I also read Cruising Attitude by Heather Poole last year and remember it being a pretty amusing tell-all about what life as a flight attendant can be like. It wasn't as funny as some other tell-alls I've read, but it made up for it in the novelty of being able to peek behind the scenes in the airline industry.

And this book isn't by a woman, but A Fly for the Prosecution by Dr. Lee Goff (the guy Gil Grissom from the CSI TV show was loosely based off of) wrote a book about some of his most interesting cases in his career as a forensic entomologist. A little science-y, but quite readable, and it was also unexpectedly funny in a very deadpan way and crazy interesting.
posted by helloimjennsco at 8:15 AM on February 3, 2017


There's No Justice, Just Court Costs is by a small town general practice attorney in Pennsylvania and his many misadventures.

Sleeping with Your Gynecologist is by a Seinfeld writer who's married to a gynecologist (about gynecology) and it's one of those books that's so funny you shouldn't read it on public transit because people will wonder what's wrong with you as you giggle until you're crying.
posted by Eyebrows McGee at 8:28 AM on February 3, 2017 [1 favorite]

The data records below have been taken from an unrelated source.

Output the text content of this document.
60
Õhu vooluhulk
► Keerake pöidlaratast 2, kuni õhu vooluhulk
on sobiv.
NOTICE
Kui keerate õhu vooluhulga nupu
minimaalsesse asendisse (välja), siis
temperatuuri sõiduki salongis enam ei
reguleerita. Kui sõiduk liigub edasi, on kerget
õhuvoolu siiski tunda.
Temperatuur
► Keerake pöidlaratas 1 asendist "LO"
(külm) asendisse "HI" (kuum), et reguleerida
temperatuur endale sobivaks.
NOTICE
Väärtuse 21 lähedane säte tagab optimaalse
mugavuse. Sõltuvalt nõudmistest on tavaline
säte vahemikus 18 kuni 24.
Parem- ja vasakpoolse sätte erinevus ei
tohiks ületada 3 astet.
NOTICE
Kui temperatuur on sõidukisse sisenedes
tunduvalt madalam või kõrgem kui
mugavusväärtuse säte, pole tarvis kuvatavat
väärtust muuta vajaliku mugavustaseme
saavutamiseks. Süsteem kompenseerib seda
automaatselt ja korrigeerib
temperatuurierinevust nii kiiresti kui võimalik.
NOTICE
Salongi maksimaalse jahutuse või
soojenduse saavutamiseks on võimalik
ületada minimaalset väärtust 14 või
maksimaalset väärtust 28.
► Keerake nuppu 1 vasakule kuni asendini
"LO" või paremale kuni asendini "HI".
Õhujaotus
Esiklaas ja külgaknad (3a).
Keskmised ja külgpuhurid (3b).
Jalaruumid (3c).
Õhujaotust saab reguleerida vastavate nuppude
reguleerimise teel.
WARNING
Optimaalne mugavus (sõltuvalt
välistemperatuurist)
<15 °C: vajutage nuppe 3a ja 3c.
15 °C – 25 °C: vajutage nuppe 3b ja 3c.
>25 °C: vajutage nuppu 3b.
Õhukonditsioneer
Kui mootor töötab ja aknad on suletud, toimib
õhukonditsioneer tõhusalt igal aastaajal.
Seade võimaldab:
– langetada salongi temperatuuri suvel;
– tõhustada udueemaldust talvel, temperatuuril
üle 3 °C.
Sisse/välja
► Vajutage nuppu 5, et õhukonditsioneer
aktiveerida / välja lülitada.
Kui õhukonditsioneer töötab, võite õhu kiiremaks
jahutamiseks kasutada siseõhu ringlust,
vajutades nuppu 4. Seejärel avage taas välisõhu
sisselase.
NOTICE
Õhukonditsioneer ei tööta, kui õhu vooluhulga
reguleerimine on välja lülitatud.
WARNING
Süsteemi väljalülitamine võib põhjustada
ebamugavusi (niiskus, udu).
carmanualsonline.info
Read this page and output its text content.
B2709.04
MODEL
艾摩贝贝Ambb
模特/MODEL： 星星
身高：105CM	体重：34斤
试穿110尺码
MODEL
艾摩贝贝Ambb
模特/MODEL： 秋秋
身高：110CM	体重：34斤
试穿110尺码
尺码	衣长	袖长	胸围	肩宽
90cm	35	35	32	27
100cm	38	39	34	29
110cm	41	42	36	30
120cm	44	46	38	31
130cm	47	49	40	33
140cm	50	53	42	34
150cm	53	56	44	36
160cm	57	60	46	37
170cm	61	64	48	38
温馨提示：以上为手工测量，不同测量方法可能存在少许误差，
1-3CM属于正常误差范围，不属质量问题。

Farley Mowat was known for these kinds of works. Try Never Cry Wolf.
posted by angiep at 8:32 AM on February 3, 2017 [1 favorite]


I am rereading for about the 20th time The Harvey Girls: Women Who Opened the West.
posted by JanetLand at 8:48 AM on February 3, 2017 [2 favorites]


Also! Julia Child's autobiography My Life in France is wonderful. Definitely reminiscent of Herriot in evoking a professional life during a specific time and place.
posted by veery at 9:07 AM on February 3, 2017 [1 favorite]


Margaret Powell - autobiographical books about her life as a servant in the 1920s onwards (British, past, female).

Betty MacDonald's Anybody Can Do Anything (America, past, female).

Seconding Gervase Phinn (British, contemporary-ish / recent past, male).
posted by paduasoy at 10:07 AM on February 3, 2017


Kate Braestrup is chaplain to the Maine Warden Service. I've read and recommend Here If You Need Me.
posted by theora55 at 10:21 AM on February 3, 2017


Not as good as Herriot, but I enjoyed While You're Here, Doc: Farmyard Adventures of a Maine Veterinarian by Bradford B. Brown (amazon uk link) . There is also Call the Nurse (nurse in the Scottish Hebrides).
posted by gudrun at 11:20 AM on February 3, 2017


Betty MacDonald's memoirs, most notably The Egg and I, are classics.

Emily Carr's The House of All Sorts is by a woman, later famous in Canada for her art, who tries to make ends meet by owning and managing a small apartment building/boarding house in Victoria, B.C. (I find it's now considered a heritage property there.)

Some travel books may have the flavour you're looking for. A Year in Provence maybe?
posted by zadcat at 11:33 AM on February 3, 2017 [1 favorite]


You might like The Yorkshire Shepardess by Amanda Owen.
posted by janepanic at 2:16 PM on February 3, 2017


You'd probably like Woodswoman, one of my favorite books, and also Adventures of a Hollywood Secretary, for a very different milieu but similar voice.
posted by Miko at 10:05 PM on February 3, 2017


Thanks all for great suggestions - looking forward to giving all of these a go!